When used in medical research studies, the phrase intent to treat refers to a type of study design where scientists analyze the results of their study based on what the patients were told to do, or how they were supposed to be treated, rather than what actually happened. For example, if a person in a study is randomized to a medical treatment but ends up getting surgery -- or no treatment at all -- their outcomes are still considered as part of the medical treatment group. In an ideal world, of course, intent to treat and actual treatment would be the same, but in the real world it varies a lot depending on the nature of what is being studied.
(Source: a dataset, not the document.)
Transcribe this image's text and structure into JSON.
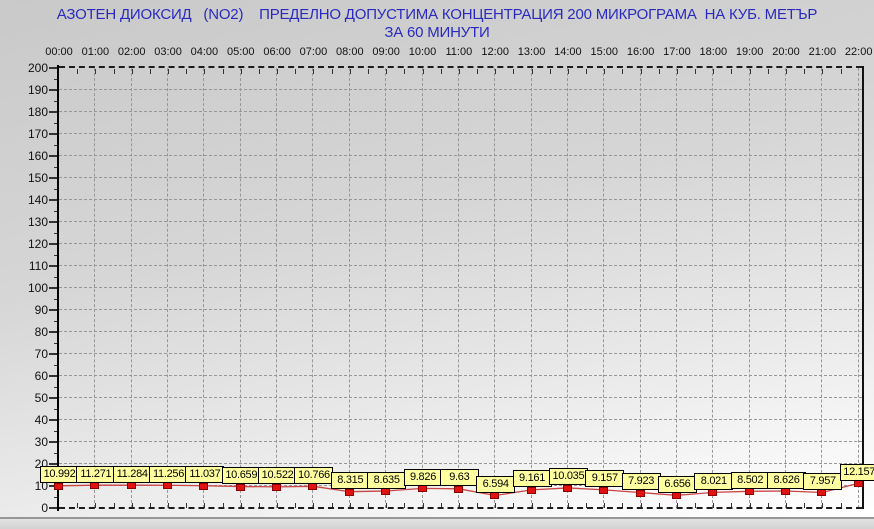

Intent to treat models are used for a number of reasons. The biggest one is that from a practical standpoint, they simply make sense. Scientists want to know how drugs or treatments will work in the real world -- and in the real world, not everyone takes drugs as prescribed or ends up getting the surgery they are recommended. By using an intent to treat model, scientists can analyze how a treatment works in a realistic context -- which explicitly acknowledges the fact that how drugs work in the lab may have very little to do with how they work in the field.
Not all people like intent to treat trials, however, because they can underestimate a medication's potential effectiveness. For example, early trials of pre-exposure prophylaxis for HIV in gay men showed that the treatment seemed relatively effective... but only in individuals who took it regularly. The overall results were a lot less encouraging. While some people would say that a drug doesn't work if patients won't take it, others would say that you can't judge a medication if patients aren't taking it as prescribed.
Sometimes scientists who initially design a study for intent-to-treat analysis will end up analyzing the treatment both that way and per-protocol (i.e. comparing people who actually received the treatment as specified to those who did not, regardless of randomization.) This is usually done when the intent-to-treat analysis shows no effect, or no significant effect, but some effect is seen for the people who actually took the treatment. However, this type of selective, post-hoc analysis is frowned on by statisticians and may provide misleading results.
When an intent to treat study is less promising than earlier, more closely observed studies, scientists will often ask why -- in an attempt to salvage what had been considered to be a promising treatment. If it turns out, for example, that people weren't taking a medication because it tastes bad, that problem may be easily fixable. However, sometimes results in smaller trials simply can't be duplicated in a larger study, and doctors are never entirely sure of the reason why.